We don't have many parallels in Hamilton, but the closest example we have -- is James St. North. Over twenty years ago, it was a 1-way urban expressway with speeding cars. Today, James St N is a much more tamed corridor that mingles better and on a "relative safety scale" -- jaywalking much more closer to a residential road (where jaywalking is relatively safe; you do not arrest someone for crossing a residential street to reach their suburban house) than a freeway (where jaywalking is dangerous and law should obviously be enforced) as cars are moving much more slowly on James St N. Many people cross James St N nowadays to reach a store across the street. Perhaps it's not legal, but being hit by a car on James St N today would be slower moving than 20 years ago on this particular corridor. Nowadays, many people don't call crossing James St N as being "jaywalking" anymore, just like we don't use the word "jaywalking" to describe crossing a suburban residential road to a neighbour. Please note, the term "jaywalking" was invented to evict pedestrians from roads where they used to always belong for centuries. Legally, it may be different, but just ask any pleasure stroller James St N near Mulberry Cafe, "Is crossing James St N considered considered jaywalking?" and for more of them, you'll draw blank stares.

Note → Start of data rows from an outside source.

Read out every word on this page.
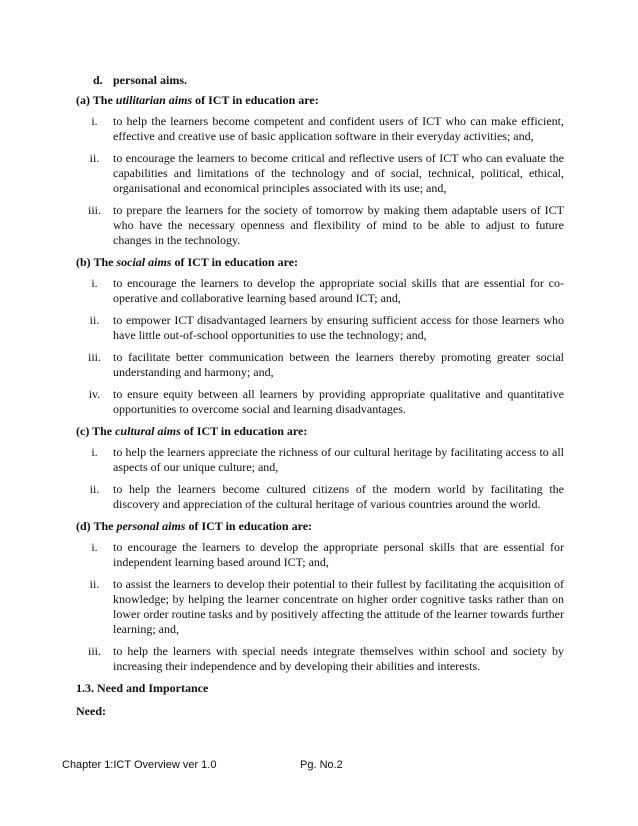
d. personal aims.
(a) The utilitarian aims of ICT in education are:
i.	to help the learners become competent and confident users of ICT who can make efficient, effective and creative use of basic application software in their everyday activities; and,
ii.	to encourage the learners to become critical and reflective users of ICT who can evaluate the capabilities and limitations of the technology and of social, technical, political, ethical, organisational and economical principles associated with its use; and,
iii.	to prepare the learners for the society of tomorrow by making them adaptable users of ICT who have the necessary openness and flexibility of mind to be able to adjust to future changes in the technology.
(b) The social aims of ICT in education are:
i.	to encourage the learners to develop the appropriate social skills that are essential for co-operative and collaborative learning based around ICT; and,
ii.	to empower ICT disadvantaged learners by ensuring sufficient access for those learners who have little out-of-school opportunities to use the technology; and,
iii.	to facilitate better communication between the learners thereby promoting greater social understanding and harmony; and,
iv.	to ensure equity between all learners by providing appropriate qualitative and quantitative opportunities to overcome social and learning disadvantages.
(c) The cultural aims of ICT in education are:
i.	to help the learners appreciate the richness of our cultural heritage by facilitating access to all aspects of our unique culture; and,
ii.	to help the learners become cultured citizens of the modern world by facilitating the discovery and appreciation of the cultural heritage of various countries around the world.
(d) The personal aims of ICT in education are:
i.	to encourage the learners to develop the appropriate personal skills that are essential for independent learning based around ICT; and,
ii.	to assist the learners to develop their potential to their fullest by facilitating the acquisition of knowledge; by helping the learner concentrate on higher order cognitive tasks rather than on lower order routine tasks and by positively affecting the attitude of the learner towards further learning; and,
iii.	to help the learners with special needs integrate themselves within school and society by increasing their independence and by developing their abilities and interests.
1.3. Need and Importance
Need:
Chapter 1:ICT Overview ver 1.0	Pg. No.2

New homework for jim: Write a critique of both PROS and CONS of the multimodal systems found in other cities. Don't just write about CONS, don't just write about PROS, find a way to critique BOTH the PROS and CONS of multimodal mingling AND also BOTH the PROS and CONS of multimodal separation. Illustrate that in addition to self-transportation benefits, there are side social and economic benefits. Do so honestly.